27 Ağustos 2014 Çarşamba


Bu yaz, bir seminer için İspanya Pireneleri’nde bulunan Benasque kasabası için yollara düştük. Cenevre’den Benasque’ye gitmek için en uygun rota (eğer arabanız yoksa veya varsa bile 11 saat direksiyon sallamak istemiyorsanız) uçakla Barselona’ya gidip, oradan da otobüs vasıtasıyla Benasque’ye geçmek. Otobüs yolculuğu yaklaşık 5 - 5,5 saat sürüyor.

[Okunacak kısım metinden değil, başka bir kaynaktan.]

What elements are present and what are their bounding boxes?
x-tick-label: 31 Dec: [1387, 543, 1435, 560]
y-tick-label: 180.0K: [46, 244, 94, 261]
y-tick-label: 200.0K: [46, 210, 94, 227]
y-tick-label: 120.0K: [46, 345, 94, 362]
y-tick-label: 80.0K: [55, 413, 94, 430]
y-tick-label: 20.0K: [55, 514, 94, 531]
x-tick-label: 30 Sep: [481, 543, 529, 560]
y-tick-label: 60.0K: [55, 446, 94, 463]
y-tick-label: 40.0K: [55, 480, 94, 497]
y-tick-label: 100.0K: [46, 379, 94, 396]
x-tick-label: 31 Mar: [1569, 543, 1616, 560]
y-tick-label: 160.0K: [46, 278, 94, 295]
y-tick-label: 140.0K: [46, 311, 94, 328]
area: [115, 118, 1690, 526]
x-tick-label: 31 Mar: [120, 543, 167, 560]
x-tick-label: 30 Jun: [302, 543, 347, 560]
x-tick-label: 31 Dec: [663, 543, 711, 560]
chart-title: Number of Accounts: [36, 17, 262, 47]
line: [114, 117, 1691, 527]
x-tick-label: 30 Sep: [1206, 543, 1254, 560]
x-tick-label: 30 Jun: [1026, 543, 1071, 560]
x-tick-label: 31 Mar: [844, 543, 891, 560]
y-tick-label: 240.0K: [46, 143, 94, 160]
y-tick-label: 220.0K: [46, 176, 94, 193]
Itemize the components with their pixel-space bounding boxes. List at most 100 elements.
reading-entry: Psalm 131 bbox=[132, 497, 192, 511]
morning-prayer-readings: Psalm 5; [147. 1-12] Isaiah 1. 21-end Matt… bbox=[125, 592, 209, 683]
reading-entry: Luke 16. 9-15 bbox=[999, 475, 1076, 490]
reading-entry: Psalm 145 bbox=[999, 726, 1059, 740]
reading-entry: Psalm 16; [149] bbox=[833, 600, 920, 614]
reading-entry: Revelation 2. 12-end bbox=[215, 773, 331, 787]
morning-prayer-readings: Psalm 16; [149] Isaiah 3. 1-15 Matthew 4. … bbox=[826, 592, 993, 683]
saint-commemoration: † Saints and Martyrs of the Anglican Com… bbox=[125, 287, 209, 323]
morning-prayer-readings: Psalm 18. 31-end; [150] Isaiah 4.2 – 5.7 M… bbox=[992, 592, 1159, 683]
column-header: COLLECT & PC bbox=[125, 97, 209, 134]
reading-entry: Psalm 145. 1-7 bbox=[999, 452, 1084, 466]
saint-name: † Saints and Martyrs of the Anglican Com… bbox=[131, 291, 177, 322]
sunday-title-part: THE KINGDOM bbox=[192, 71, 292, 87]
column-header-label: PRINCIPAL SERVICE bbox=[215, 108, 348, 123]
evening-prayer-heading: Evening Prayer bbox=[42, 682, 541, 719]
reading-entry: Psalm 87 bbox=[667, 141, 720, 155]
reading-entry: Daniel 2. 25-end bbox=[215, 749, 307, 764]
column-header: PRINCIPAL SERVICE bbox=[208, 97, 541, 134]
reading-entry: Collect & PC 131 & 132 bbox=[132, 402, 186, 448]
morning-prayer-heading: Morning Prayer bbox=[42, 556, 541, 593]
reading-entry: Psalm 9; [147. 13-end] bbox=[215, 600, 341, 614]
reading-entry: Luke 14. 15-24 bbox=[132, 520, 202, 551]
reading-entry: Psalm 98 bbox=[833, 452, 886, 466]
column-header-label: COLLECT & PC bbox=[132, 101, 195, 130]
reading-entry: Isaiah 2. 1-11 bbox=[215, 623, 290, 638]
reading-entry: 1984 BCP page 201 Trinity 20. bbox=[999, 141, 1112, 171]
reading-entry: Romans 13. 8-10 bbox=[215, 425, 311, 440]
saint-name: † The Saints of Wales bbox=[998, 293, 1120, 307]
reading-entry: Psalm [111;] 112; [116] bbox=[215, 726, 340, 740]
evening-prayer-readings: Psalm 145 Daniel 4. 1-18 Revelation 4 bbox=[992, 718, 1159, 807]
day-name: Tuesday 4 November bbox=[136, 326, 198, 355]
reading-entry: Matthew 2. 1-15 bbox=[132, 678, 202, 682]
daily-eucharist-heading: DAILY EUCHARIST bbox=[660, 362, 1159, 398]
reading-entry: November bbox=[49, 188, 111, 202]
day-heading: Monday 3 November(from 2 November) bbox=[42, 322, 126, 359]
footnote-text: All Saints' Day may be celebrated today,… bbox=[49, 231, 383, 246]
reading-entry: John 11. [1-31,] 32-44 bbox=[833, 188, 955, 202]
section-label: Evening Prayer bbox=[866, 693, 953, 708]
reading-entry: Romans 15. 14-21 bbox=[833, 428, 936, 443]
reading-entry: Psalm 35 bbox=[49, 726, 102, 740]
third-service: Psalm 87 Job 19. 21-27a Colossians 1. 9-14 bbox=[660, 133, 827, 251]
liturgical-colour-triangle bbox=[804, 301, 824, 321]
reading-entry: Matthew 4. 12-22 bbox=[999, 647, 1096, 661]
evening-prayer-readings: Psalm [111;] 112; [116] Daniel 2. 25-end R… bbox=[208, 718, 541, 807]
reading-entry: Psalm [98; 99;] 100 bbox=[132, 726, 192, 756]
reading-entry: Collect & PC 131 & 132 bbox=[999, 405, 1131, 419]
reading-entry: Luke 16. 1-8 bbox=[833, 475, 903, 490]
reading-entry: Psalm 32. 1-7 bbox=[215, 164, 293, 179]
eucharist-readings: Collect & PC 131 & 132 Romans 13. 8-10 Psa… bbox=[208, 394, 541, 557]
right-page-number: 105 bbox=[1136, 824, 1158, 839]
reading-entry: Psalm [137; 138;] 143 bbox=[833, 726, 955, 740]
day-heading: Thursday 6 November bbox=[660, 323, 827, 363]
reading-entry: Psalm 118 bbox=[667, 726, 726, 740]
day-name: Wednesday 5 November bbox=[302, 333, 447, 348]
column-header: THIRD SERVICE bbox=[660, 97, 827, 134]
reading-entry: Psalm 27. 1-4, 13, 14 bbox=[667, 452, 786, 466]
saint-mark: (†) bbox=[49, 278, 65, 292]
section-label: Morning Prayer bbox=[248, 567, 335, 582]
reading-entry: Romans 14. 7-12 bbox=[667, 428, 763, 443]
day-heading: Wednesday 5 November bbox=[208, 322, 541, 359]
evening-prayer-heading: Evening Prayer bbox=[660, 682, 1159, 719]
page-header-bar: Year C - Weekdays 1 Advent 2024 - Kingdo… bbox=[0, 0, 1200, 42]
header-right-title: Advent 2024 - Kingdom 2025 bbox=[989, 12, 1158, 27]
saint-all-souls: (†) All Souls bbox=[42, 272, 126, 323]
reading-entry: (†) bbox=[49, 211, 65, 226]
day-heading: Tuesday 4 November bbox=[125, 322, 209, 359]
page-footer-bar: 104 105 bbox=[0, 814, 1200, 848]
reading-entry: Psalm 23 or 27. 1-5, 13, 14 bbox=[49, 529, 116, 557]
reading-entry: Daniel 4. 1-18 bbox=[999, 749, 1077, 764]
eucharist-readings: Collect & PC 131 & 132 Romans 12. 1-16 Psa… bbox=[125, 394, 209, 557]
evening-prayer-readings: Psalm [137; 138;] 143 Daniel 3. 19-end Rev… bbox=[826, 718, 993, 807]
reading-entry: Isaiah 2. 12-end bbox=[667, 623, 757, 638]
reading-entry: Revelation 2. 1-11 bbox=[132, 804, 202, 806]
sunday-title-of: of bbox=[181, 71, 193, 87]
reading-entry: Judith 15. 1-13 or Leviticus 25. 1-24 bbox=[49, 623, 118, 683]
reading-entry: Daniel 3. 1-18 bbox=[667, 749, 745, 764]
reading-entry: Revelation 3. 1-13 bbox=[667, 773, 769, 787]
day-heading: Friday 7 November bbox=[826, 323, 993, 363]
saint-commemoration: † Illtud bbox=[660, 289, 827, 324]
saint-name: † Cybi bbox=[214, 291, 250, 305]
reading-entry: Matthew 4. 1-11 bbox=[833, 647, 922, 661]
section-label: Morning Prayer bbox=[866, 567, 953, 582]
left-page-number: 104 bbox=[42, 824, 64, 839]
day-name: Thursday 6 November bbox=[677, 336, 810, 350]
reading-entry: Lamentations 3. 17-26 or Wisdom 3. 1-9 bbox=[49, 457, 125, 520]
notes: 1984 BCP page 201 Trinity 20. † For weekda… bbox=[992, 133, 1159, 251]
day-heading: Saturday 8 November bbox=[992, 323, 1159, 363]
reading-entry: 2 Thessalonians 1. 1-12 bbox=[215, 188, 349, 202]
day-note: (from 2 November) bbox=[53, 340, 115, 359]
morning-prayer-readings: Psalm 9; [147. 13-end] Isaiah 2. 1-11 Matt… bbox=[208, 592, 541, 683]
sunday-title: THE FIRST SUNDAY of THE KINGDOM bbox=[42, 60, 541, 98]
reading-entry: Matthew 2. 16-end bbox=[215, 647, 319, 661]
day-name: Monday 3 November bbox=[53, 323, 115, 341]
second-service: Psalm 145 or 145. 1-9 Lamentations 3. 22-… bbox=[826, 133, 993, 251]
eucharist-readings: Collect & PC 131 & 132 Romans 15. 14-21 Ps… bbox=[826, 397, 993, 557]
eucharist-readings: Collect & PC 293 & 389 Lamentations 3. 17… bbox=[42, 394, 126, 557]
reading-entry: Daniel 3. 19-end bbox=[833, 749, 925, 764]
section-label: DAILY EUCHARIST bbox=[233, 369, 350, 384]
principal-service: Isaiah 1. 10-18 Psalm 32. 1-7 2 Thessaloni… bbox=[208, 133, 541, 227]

Arada bir defa da otobüsü değiştirmeniz gerekiyor.

Uçak - otobüs saatleri ucu ucuna birbirini tuttuğundan biz de bir kaç gün evvelden Barselona’ya gitmeye, varsa yakınlardaki sakin bir belde de biraz denize girmeye karar verdik. İnternette bir süre gezindikten sonra en yakın ve güzel yerin, Barselona’ya trenle 45 dakika mesafedeki Sitges olduğuna karar verdik.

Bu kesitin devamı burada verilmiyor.